07 February 2010

Kalau Mau Bunuh Saya, Bunuh Saja Sekarang

Susno Duadji

Siapa sangka Susno Duadji datang ke pengadilan untuk bersaksi (atas inisiatif sendiri) seputar kasus Antasari Azhar. Kontan saja tindakannya ini membuat Polri kelabakan. Setelah dimutasikan (dari Kabareskrim menjadi Pati), ancaman sanksi berikutnya sudah di depan mata. Gentarkah Susno? Berikut wawancara Indonesia Monitor di kediamannya, Minggu (10/1).

Ancaman sanksi berat sudah menanti Anda hanya gara-gara bersaksi di pengadilan. Sebelumnya pernah mengalami hal ini?
Nasib seperti ini (pencopotan jabatan) bukan pertama kalinya terjadi. Sejak letkol saya sudah beberapa kali dicopot dari jabatan karena tidak sepaham dengan hal-hal yang saya anggap tidak reformis di tubuh kepolisian.

Apakah Anda kecewa dengan perlakuan institusi?
Tentu tidak. Karena saya tidak kecewa, ya (saya anggap) itu kan kewenangan mereka. Kalau saya tidak sama frekuensinya dengan mereka, ya saya yang minggir. Tidak bisa saya paksakan. Kenapa? Menurut saya yang dimaksud dengan reformasi polisi, polisi itu harus berubah. Mindsetnya juga harus berubah. Sikap, mental, attitude, semuanya harus berubah. Contohnya, biasanya polisi senang memanggil, ya kita ubah menjadi mendatangi atau mengunjungi. Terus, senang ceramah sama orang, kita ganti dengan mendengarkan keluhan.

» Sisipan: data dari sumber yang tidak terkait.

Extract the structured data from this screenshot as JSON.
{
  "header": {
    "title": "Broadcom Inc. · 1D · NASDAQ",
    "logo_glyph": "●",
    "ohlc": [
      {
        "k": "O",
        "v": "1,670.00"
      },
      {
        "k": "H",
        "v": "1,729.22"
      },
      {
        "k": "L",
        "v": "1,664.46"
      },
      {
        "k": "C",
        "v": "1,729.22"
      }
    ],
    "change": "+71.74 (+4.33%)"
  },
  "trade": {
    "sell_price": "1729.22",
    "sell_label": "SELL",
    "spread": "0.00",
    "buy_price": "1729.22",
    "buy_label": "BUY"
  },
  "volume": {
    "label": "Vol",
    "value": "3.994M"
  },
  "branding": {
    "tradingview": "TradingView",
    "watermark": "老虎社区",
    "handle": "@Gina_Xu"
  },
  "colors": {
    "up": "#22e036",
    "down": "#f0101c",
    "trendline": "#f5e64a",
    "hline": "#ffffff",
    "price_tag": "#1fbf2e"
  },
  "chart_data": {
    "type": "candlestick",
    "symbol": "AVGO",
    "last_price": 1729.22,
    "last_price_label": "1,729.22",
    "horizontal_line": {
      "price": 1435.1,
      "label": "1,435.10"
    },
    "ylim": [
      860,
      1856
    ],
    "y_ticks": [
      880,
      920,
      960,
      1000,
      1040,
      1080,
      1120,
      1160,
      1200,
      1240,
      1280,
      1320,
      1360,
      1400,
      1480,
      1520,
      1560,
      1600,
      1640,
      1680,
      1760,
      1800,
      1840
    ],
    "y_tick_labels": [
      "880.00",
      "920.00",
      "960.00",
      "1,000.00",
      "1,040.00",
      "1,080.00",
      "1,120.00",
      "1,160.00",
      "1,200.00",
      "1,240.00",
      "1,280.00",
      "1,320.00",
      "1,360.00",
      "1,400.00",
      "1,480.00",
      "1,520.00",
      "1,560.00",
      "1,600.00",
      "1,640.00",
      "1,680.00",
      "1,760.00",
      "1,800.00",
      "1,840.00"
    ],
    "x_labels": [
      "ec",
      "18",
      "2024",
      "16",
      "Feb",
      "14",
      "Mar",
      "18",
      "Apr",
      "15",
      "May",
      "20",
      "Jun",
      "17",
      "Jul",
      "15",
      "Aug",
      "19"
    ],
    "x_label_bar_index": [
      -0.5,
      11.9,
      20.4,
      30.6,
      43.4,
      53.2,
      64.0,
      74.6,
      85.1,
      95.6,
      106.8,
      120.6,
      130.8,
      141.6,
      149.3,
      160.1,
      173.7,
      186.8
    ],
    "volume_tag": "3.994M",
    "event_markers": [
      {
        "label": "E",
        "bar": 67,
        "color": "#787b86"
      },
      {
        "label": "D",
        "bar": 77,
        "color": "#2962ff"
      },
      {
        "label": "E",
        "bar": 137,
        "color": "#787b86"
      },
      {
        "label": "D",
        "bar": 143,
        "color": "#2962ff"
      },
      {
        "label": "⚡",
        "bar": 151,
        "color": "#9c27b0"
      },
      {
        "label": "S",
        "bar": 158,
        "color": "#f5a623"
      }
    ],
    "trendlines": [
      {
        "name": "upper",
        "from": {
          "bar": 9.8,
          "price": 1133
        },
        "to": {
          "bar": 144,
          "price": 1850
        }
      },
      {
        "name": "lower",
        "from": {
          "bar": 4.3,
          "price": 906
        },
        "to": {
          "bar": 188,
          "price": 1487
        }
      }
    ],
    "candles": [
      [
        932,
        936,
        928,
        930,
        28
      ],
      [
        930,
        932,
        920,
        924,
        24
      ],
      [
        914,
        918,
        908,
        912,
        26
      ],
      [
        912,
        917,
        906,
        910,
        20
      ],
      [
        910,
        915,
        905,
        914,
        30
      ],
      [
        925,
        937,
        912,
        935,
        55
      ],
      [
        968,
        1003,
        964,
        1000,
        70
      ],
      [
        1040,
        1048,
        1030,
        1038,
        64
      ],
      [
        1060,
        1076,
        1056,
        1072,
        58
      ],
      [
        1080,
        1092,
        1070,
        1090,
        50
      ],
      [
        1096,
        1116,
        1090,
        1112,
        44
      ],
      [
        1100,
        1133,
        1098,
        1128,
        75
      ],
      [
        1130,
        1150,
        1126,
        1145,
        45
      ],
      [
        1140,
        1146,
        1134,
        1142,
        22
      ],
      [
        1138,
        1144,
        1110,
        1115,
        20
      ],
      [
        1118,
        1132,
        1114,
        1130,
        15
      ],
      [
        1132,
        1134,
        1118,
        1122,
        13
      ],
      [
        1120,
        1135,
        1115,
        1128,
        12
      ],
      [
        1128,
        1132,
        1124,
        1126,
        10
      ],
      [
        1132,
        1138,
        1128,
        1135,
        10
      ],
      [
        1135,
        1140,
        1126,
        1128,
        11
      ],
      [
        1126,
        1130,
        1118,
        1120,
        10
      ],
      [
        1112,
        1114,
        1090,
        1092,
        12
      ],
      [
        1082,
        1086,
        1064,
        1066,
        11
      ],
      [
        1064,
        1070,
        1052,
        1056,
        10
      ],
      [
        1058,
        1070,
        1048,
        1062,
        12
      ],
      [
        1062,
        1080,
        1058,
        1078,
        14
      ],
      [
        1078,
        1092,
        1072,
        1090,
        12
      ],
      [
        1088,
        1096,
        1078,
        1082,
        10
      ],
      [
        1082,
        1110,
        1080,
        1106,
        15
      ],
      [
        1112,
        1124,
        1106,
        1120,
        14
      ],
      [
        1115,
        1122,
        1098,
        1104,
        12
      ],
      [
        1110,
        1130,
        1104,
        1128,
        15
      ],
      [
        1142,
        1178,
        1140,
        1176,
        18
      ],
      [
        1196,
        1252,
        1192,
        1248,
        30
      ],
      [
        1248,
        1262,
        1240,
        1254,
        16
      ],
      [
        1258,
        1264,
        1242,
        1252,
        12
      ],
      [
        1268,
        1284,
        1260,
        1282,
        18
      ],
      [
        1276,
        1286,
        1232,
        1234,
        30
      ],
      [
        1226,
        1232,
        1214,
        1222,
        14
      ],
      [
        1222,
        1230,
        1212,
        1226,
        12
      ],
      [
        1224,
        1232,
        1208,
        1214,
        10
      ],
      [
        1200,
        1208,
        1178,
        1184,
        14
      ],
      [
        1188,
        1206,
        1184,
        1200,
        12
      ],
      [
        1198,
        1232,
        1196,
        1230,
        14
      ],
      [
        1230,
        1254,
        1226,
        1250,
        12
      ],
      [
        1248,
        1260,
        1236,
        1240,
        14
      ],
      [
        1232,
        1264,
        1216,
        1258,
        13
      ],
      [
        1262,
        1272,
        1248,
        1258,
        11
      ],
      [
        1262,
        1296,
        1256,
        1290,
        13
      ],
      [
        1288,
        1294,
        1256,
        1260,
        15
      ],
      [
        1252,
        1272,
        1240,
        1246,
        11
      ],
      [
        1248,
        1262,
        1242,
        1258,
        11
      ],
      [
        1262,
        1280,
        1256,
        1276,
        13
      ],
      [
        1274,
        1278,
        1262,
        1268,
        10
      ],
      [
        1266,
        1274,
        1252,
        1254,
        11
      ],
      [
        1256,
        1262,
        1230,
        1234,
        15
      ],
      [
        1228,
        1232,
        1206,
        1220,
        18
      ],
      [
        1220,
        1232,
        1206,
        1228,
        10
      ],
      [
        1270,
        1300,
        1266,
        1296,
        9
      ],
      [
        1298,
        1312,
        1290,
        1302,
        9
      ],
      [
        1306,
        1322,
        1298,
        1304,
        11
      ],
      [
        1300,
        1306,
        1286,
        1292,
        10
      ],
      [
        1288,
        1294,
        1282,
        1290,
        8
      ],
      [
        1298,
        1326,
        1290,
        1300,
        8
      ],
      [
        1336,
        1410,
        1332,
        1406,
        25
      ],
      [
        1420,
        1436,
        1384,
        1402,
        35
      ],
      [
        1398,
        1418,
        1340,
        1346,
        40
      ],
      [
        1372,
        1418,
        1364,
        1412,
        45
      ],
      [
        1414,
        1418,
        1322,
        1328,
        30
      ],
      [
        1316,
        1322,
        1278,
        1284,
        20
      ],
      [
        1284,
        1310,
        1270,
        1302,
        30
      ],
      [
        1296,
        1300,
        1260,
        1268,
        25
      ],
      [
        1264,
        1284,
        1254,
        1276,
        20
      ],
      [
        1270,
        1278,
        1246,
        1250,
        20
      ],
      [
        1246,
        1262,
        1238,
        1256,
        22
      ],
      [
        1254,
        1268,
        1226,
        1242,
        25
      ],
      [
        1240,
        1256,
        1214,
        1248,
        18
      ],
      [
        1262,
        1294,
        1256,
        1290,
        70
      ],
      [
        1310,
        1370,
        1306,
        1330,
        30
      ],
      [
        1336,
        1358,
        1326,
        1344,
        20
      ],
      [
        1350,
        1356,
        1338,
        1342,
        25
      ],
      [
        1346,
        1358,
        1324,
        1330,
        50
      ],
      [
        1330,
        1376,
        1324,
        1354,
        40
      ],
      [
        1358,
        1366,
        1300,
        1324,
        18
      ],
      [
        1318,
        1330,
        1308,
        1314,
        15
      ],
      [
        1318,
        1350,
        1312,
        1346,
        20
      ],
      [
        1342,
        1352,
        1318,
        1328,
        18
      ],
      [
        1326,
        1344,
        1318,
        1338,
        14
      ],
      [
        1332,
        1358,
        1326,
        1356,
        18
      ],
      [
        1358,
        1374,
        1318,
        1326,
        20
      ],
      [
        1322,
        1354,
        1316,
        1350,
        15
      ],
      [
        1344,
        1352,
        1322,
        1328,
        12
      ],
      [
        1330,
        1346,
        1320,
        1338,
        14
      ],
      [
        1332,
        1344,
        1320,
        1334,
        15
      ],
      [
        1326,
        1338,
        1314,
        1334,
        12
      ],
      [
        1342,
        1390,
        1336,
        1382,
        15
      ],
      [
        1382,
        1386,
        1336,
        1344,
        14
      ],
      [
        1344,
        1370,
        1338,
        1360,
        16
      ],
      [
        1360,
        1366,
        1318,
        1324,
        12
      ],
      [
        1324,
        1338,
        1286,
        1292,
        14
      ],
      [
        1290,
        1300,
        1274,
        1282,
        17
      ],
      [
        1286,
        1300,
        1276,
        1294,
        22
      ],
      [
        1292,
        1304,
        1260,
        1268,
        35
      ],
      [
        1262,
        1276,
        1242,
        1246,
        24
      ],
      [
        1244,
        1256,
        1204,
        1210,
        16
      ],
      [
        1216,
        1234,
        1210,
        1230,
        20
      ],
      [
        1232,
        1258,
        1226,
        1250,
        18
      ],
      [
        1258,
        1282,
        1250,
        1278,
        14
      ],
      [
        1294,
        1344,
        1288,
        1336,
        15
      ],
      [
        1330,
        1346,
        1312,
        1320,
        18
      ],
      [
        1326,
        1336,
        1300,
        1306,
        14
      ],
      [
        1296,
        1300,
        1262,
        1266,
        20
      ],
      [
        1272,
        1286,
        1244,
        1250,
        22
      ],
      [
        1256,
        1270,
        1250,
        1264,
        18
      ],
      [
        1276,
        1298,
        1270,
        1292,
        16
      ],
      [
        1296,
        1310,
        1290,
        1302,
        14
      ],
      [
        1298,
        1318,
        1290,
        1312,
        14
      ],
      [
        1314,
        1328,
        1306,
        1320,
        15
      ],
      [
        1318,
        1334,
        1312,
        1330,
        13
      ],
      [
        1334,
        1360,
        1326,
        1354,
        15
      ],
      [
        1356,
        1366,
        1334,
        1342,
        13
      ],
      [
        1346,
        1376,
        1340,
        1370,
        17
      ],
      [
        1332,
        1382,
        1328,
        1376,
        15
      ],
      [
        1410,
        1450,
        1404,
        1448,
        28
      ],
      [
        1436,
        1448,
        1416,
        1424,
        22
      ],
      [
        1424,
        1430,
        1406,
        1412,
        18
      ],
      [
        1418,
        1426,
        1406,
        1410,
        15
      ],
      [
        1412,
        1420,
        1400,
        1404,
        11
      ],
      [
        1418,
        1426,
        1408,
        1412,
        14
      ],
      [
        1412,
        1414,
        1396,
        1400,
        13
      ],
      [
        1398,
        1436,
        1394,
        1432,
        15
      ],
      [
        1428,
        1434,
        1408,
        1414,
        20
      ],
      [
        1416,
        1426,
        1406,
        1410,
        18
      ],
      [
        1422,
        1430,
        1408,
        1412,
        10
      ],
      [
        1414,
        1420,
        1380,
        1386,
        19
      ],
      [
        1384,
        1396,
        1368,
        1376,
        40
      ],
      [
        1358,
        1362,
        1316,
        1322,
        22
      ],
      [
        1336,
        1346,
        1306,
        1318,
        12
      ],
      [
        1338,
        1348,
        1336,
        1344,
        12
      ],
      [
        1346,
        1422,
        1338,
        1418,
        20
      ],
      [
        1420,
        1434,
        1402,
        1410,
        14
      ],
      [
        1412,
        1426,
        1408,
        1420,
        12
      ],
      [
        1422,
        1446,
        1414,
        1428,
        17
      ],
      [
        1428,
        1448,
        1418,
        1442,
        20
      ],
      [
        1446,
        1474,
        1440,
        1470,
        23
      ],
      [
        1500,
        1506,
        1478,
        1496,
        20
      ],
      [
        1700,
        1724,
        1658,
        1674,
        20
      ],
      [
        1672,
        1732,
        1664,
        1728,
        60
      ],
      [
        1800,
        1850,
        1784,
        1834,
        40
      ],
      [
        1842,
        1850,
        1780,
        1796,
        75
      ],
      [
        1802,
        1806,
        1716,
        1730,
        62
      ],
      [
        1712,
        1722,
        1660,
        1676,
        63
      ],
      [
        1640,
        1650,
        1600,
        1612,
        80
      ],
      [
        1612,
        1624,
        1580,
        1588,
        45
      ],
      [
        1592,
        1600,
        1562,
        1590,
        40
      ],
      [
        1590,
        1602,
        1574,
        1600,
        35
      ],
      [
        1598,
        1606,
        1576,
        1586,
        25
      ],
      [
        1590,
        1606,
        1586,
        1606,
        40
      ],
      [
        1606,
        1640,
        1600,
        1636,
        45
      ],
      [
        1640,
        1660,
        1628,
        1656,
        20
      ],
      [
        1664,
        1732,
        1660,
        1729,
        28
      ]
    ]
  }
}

Kemudian, pemimpin yang senang dilayani. Jadi kalau komandan datang, harus dilayani. Dibalik dong, kita (pimpinan) yang harus melayani keperluan dan kesulitan dari anak buah. Itulah tugas pimpinan. Nah, kebanyakan kan terbalik. Pimpinan dilayani oleh anak buah. Lalu anak buah setor duit ke atasan. Ini kan sudah tidak benar.

Menurut Anda reformasi Polri saat ini sudah berjalan baik atau belum?
Saya kan polisi saat ini, maka saya tidak mau menilai. Figur reformasi itu berada di pimpinan. Supaya reformasi berjalan, mulai dari orang nomor satu di Mabes Polri, polda, polres, atau polsek. Pimpinan juga harus konsekuen. Maksudnya satu kata dan satu tindakan. Jika begitu, barulah anak buahnya akan mengikuti. Jenderal dulu yang menaati hukum, baru kopralnya patuh. Reformasi itu tidak perlu pakai pidato. Kalau kita dipanggil pengadilan untuk bersaksi, ya harus hadir. Masak tukang becak saja hadir kalau dipanggil sidang, kok jenderal malah tidak hadir.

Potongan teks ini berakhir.